Cansado do trabalho? Box Knight leva você a um escritório tóxico onde a única saída é a porrada! Um beat ‘em up roguelite com co-op local.
O essencial sobre Box Knight
- Lute contra a cultura tóxica do escritório, que transformou colegas em goblins, em um beat ‘em up de rolagem lateral.
- Mecânicas roguelite garantem que cada “dia de trabalho” seja diferente, com upgrades temporários e permanentes.
- Jogue sozinho ou convide um amigo para o caos corporativo com o modo co-op local de dois jogadores.
- Personalize seu Box Knight com visuais inusitados, de tubarão a banana, e habilidades elementais.

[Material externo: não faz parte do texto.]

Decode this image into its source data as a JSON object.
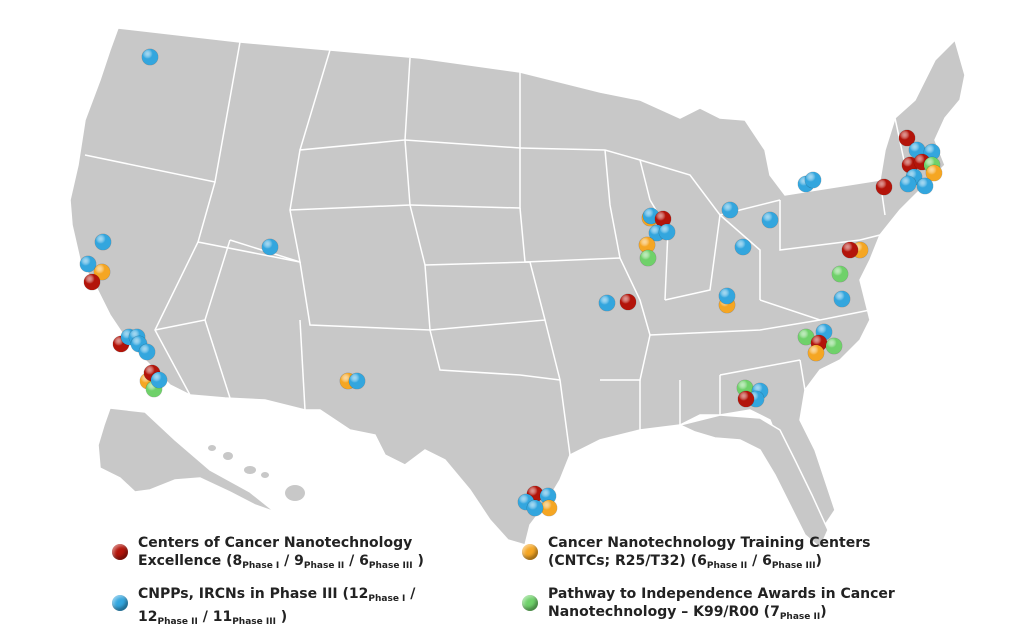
{
  "colors": {
    "land": "#c8c8c8",
    "border": "#ffffff",
    "red": "#b3140a",
    "blue": "#33a6de",
    "orange": "#f5a623",
    "green": "#6fd16a"
  },
  "legend": {
    "red": {
      "line1": "Centers of Cancer Nanotechnology",
      "l2_a": "Excellence (8",
      "l2_s1": "Phase I",
      "l2_b": " / 9",
      "l2_s2": "Phase II",
      "l2_c": " / 6",
      "l2_s3": "Phase III",
      "l2_d": " )"
    },
    "blue": {
      "l1_a": "CNPPs, IRCNs in Phase III (12",
      "l1_s1": "Phase I",
      "l1_b": " /",
      "l2_a": "12",
      "l2_s2": "Phase II",
      "l2_b": " / 11",
      "l2_s3": "Phase III",
      "l2_c": " )"
    },
    "orange": {
      "line1": "Cancer Nanotechnology Training Centers",
      "l2_a": "(CNTCs; R25/T32) (6",
      "l2_s1": "Phase II",
      "l2_b": " / 6",
      "l2_s2": "Phase III",
      "l2_c": ")"
    },
    "green": {
      "line1": "Pathway to Independence Awards in Cancer",
      "l2_a": "Nanotechnology – K99/R00 (7",
      "l2_s1": "Phase II",
      "l2_b": ")"
    }
  }
}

- Desenvolvido pelo estúdio australiano We Made A Thing Studios, chega ao PC em 25 de agosto.
Quem nunca sonhou em mandar o chefe para a estratosfera depois de uma semana exaustiva? Ou, quem sabe, transformar aquele colega chato em um ser inofensivo? Box Knight, o novo título da We Made A Thing Studios, sediada na Austrália, não só te dá essa licença poética como a transforma em um caótico e hilário beat ‘em up roguelite. Prepare-se para extravasar toda a frustração do mundo corporativo a partir de 25 de agosto, exclusivamente no PC, com compatibilidade “jogável” no Steam Deck.
A premissa é um prato cheio para quem já sofreu com a cultura tóxica de um escritório. Imagine que o ambiente de trabalho está tão pesado que transformou seus colegas de trabalho em pequenos goblins fedorentos. Sua missão? Limpar o prédio, andar por andar, usando um arsenal de golpes especiais e execuções no estilo side-scrolling. O jogo promete uma abordagem tática ao combate, com diversas armas e habilidades que se adaptam ao seu estilo, seja você um “brawler” agressivo ou um “operador” ágil e rápido. E o melhor? Você não precisa encarar essa jornada sozinho, pois Box Knight oferece um divertido modo co-op local para dois jogadores.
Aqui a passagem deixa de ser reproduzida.